Sliding-Mode Nash Equilibrium Seeking for a Quadratic Duopoly Game
Victor Hugo Pereira Rodrigues, Tiago Roux Oliveira, Miroslav Krstić, Tamer Başar
TL;DR
The paper tackles Nash equilibrium seeking in a quadratic duopoly without relying on a model by introducing a distributed sliding-mode NES that fuses extremum seeking with sinusoidal perturbations and a boundary control law. It treats the payoff map $Q(\Theta)$ as locally quadratic with $Q(\Theta)=y^*+\frac{H}{2}(\Theta-\Theta^*)^2$ and $H<0$, and couples the ES loop to a PDE describing actuation via Kelvin-Voigt damping, using a backstepping transformation to stabilize the closed-loop dynamics. The authors prove that the averaged closed-loop system converges exponentially to a neighborhood of the Nash equilibrium $\Theta^*$, derive residual bounds that shrink with increasing perturbation frequency $\omega$ and perturbation amplitude $a$, and validate the theory through simulations. This approach yields a robust, model-free mechanism for Nash equilibrium seeking in spatially distributed, PDE-governed systems and points to future extensions for more realistic underwater scenarios with external environmental forces.
Abstract
This paper introduces a new method to achieve stable convergence to Nash equilibrium in duopoly noncooperative games.

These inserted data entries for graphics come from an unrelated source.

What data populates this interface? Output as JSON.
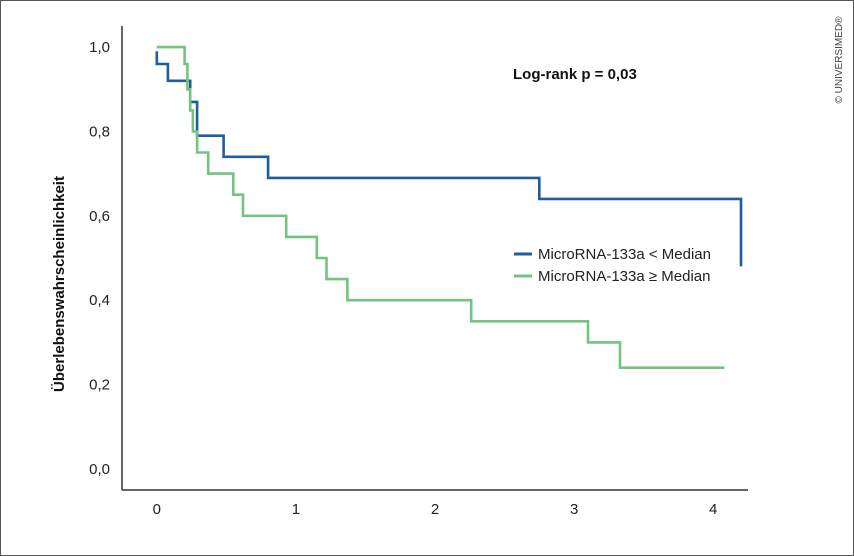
{
  "chart_data": {
    "type": "line",
    "step": true,
    "ylabel": "Überlebenswahrscheinlichkeit",
    "xlabel": "",
    "xlim": [
      -0.25,
      4.25
    ],
    "ylim": [
      -0.05,
      1.05
    ],
    "x_ticks": [
      0,
      1,
      2,
      3,
      4
    ],
    "x_tick_labels": [
      "0",
      "1",
      "2",
      "3",
      "4"
    ],
    "y_ticks": [
      0.0,
      0.2,
      0.4,
      0.6,
      0.8,
      1.0
    ],
    "y_tick_labels": [
      "0,0",
      "0,2",
      "0,4",
      "0,6",
      "0,8",
      "1,0"
    ],
    "grid": false,
    "legend_position": "right",
    "annotation": "Log-rank p = 0,03",
    "series": [
      {
        "name": "MicroRNA-133a < Median",
        "color": "#1f5c99",
        "x": [
          0,
          0,
          0.08,
          0.08,
          0.24,
          0.24,
          0.29,
          0.29,
          0.48,
          0.48,
          0.8,
          0.8,
          2.75,
          2.75,
          4.2,
          4.2
        ],
        "y": [
          0.99,
          0.96,
          0.96,
          0.92,
          0.92,
          0.87,
          0.87,
          0.79,
          0.79,
          0.74,
          0.74,
          0.69,
          0.69,
          0.64,
          0.64,
          0.48
        ]
      },
      {
        "name": "MicroRNA-133a ≥ Median",
        "color": "#74c47e",
        "x": [
          0,
          0.2,
          0.2,
          0.22,
          0.22,
          0.24,
          0.24,
          0.26,
          0.26,
          0.29,
          0.29,
          0.37,
          0.37,
          0.55,
          0.55,
          0.62,
          0.62,
          0.93,
          0.93,
          1.15,
          1.15,
          1.22,
          1.22,
          1.37,
          1.37,
          2.26,
          2.26,
          3.1,
          3.1,
          3.33,
          3.33,
          4.08
        ],
        "y": [
          1.0,
          1.0,
          0.96,
          0.96,
          0.9,
          0.9,
          0.85,
          0.85,
          0.8,
          0.8,
          0.75,
          0.75,
          0.7,
          0.7,
          0.65,
          0.65,
          0.6,
          0.6,
          0.55,
          0.55,
          0.5,
          0.5,
          0.45,
          0.45,
          0.4,
          0.4,
          0.35,
          0.35,
          0.3,
          0.3,
          0.24,
          0.24
        ]
      }
    ]
  },
  "copyright": "© UNIVERSIMED®"
}
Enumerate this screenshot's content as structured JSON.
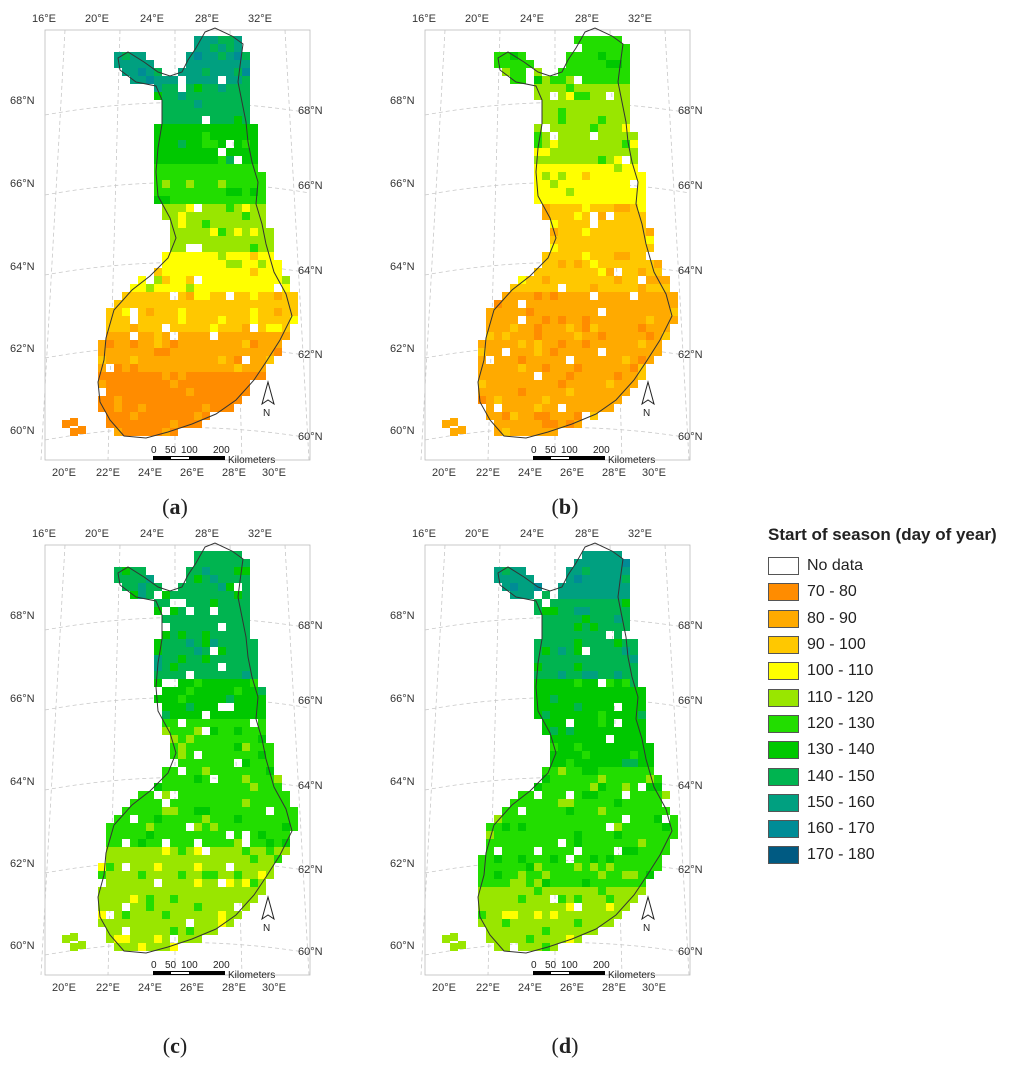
{
  "panels": [
    {
      "label": "a",
      "classes": [
        9,
        8,
        7,
        6,
        5,
        4,
        3,
        2,
        1,
        1
      ]
    },
    {
      "label": "b",
      "classes": [
        6,
        5,
        5,
        4,
        3,
        3,
        2,
        2,
        2,
        2
      ]
    },
    {
      "label": "c",
      "classes": [
        8,
        8,
        8,
        7,
        6,
        6,
        6,
        5,
        5,
        5
      ]
    },
    {
      "label": "d",
      "classes": [
        9,
        8,
        8,
        7,
        7,
        6,
        6,
        6,
        5,
        5
      ]
    }
  ],
  "lon_ticks_top": [
    "16°E",
    "20°E",
    "24°E",
    "28°E",
    "32°E"
  ],
  "lon_ticks_bottom": [
    "20°E",
    "22°E",
    "24°E",
    "26°E",
    "28°E",
    "30°E"
  ],
  "lat_ticks_left": [
    "68°N",
    "66°N",
    "64°N",
    "62°N",
    "60°N"
  ],
  "lat_ticks_right": [
    "68°N",
    "66°N",
    "64°N",
    "62°N",
    "60°N"
  ],
  "scale_bar": {
    "ticks": [
      "0",
      "50",
      "100",
      "200"
    ],
    "unit": "Kilometers"
  },
  "north_arrow": "N",
  "legend": {
    "title": "Start of season (day of year)",
    "items": [
      {
        "label": "No data",
        "color": "#ffffff"
      },
      {
        "label": "70 - 80",
        "color": "#ff8c00"
      },
      {
        "label": "80 - 90",
        "color": "#ffaa00"
      },
      {
        "label": "90 - 100",
        "color": "#ffc800"
      },
      {
        "label": "100 - 110",
        "color": "#ffff00"
      },
      {
        "label": "110 - 120",
        "color": "#99e600"
      },
      {
        "label": "120 - 130",
        "color": "#22dd00"
      },
      {
        "label": "130 - 140",
        "color": "#00c800"
      },
      {
        "label": "140 - 150",
        "color": "#00b450"
      },
      {
        "label": "150 - 160",
        "color": "#00a080"
      },
      {
        "label": "160 - 170",
        "color": "#008c96"
      },
      {
        "label": "170 - 180",
        "color": "#005a82"
      }
    ]
  }
}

Inspired by the recent fixed-time Nash Equilibrium seeking (NES) as well as prescribed-time extremum seeking (ES) and source seeking schemes, our approach employs a distributed sliding mode control (SMC) scheme, integrating extremum seeking with sinusoidal perturbation signals to estimate the pseudogradients of quadratic payoff functions. Notably, this is the first attempt to address noncooperative games without relying on models, combining classical extremum seeking with relay components instead of proportional control laws. We prove finite-time convergence of the closed-loop average system to Nash equilibrium using stability analysis techniques such as time-scaling, Lyapunov's direct method, and averaging theory for discontinuous systems. Additionally, we quantify the size of residual sets around the Nash equilibrium and validate our theoretical results through simulations.